The present document aims at helping to bridge these gaps, and encouraging the translation of genetic data into public health information, to support malaria elimination. We describe a framework in which public health activities and genetic epidemiology activities are separately identified, formally described, and connected to each other by the translational activities that must take place to add value to the genetic data. The framework is produced and maintained by the GenRe-Mekong project, and leverages on the project’s experience working with several NMCPs in the GMS, providing genetic 3 data from large-scale genetic surveillance at public health facilities. 3 We built on an earlier catalogue of genetic epidemiology use cases relevant to malaria elimination, 4 which we have reorganized, re elaborated and extended, providing implementation details describing the technologies, methods and techniques, as well as the sampling strategies and outputs that may be useful to the programmes. Crucially, we treated these Genetic Epidemiology Use Cases as only one half of the framework, since they do not by themselves address the knowledge gap between genetic epidemiology and public health decision making. To address this, we produced a catalogue of Programme Use Cases, which capture programme activities within which the outputs of Genetic Epidemiology Use Cases can provide value.
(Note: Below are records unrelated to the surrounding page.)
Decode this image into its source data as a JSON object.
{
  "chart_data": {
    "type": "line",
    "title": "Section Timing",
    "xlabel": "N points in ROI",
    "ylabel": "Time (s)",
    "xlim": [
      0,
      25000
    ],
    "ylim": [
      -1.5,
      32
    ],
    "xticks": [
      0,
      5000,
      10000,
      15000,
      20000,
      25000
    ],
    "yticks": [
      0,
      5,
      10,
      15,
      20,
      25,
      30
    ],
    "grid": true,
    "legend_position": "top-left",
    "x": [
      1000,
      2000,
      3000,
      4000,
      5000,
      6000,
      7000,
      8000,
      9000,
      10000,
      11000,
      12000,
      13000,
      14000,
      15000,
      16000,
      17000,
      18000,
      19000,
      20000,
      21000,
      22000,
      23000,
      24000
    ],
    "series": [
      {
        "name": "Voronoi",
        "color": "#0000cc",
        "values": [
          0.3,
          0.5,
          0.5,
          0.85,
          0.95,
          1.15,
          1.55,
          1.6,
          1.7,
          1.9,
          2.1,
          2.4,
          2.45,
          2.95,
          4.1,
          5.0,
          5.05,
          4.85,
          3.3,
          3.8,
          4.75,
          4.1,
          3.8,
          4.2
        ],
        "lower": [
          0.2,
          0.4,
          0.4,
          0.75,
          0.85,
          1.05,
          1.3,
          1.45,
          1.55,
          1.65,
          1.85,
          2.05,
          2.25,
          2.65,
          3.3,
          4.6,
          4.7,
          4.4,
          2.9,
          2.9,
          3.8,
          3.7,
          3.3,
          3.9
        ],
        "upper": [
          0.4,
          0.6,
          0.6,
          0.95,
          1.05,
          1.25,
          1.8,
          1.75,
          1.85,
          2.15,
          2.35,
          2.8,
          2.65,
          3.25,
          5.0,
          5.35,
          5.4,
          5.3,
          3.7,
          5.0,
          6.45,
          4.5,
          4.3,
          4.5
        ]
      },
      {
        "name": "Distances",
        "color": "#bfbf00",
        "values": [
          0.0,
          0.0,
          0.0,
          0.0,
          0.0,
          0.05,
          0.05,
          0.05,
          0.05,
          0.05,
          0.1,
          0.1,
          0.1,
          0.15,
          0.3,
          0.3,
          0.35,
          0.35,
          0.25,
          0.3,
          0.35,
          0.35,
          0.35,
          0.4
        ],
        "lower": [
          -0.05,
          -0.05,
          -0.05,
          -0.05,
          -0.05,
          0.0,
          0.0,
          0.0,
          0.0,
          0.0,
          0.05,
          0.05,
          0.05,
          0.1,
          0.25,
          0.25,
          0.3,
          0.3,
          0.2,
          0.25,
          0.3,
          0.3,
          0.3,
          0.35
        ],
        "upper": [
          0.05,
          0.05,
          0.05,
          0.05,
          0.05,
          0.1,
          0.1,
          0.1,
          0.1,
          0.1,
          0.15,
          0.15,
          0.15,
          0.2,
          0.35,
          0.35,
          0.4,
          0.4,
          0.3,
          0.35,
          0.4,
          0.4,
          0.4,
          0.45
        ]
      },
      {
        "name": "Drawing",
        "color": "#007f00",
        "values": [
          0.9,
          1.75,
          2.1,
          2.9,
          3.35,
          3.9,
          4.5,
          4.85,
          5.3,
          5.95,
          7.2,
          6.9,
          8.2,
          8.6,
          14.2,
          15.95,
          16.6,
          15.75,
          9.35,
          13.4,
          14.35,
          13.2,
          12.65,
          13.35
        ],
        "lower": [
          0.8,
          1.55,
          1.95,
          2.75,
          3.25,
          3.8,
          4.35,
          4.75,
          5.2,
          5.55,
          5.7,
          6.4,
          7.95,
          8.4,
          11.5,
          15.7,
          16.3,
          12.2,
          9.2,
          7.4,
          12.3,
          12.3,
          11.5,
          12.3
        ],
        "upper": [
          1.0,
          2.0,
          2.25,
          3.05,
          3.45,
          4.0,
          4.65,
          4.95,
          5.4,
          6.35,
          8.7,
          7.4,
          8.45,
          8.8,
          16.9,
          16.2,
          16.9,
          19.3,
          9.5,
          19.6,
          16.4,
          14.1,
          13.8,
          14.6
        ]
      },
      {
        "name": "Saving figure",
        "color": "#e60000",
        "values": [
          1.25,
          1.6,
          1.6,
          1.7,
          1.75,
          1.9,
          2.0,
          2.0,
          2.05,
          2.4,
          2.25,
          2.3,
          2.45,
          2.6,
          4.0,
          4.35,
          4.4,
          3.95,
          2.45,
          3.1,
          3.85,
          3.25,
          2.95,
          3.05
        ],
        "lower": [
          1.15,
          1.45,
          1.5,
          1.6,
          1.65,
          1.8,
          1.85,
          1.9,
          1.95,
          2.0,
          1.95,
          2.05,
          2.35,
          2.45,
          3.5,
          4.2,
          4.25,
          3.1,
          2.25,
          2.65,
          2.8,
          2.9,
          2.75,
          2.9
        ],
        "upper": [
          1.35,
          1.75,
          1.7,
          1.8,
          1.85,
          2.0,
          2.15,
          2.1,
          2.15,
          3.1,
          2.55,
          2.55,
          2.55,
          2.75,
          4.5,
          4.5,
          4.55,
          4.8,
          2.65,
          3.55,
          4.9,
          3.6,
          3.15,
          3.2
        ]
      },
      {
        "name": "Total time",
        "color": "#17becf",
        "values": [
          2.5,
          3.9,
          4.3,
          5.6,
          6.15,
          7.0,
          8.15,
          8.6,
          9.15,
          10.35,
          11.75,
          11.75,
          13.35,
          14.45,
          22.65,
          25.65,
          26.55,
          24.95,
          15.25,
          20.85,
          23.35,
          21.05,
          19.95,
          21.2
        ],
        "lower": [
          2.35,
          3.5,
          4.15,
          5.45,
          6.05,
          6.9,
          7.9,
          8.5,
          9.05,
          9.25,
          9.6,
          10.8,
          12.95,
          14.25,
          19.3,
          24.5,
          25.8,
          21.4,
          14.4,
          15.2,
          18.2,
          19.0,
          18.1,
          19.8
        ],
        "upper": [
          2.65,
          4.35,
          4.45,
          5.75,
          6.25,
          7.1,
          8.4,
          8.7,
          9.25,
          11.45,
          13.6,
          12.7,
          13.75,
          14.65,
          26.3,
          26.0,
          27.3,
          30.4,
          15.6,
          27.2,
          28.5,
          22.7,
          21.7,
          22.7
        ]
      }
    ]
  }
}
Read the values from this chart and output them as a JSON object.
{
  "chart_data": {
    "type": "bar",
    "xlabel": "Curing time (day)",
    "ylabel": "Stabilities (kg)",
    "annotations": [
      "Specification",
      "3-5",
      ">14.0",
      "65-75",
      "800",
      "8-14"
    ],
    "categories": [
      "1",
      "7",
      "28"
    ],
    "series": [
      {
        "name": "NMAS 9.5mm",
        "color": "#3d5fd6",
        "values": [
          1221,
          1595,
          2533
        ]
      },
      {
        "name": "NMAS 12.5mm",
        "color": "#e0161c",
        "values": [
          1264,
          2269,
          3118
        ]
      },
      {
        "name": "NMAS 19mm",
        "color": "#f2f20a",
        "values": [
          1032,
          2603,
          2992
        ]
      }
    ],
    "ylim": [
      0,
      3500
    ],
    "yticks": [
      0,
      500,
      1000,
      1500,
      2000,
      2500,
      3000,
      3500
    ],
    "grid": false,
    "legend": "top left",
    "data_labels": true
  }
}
Within the Programme Use Cases, we strive to identify what decisions are made; what information will influence the decisions; which Genetic Epidemiology Use Cases can produce such information; and what form the outputs produced must take, in order to be meaningful and actionable by the programme officers. The conceptual methodology presented will inform researchers designing epidemiological studies and genetic surveillance; assessors of project proposals; and Control Programmes aiming to understand how technology contributes to their control and elimination activities. We hope that, by bringing together scientific analyses with public health activities, we will stimulate the growth of large-scale open repositories of cross-border epidemiological data, which will benefit future elimination efforts.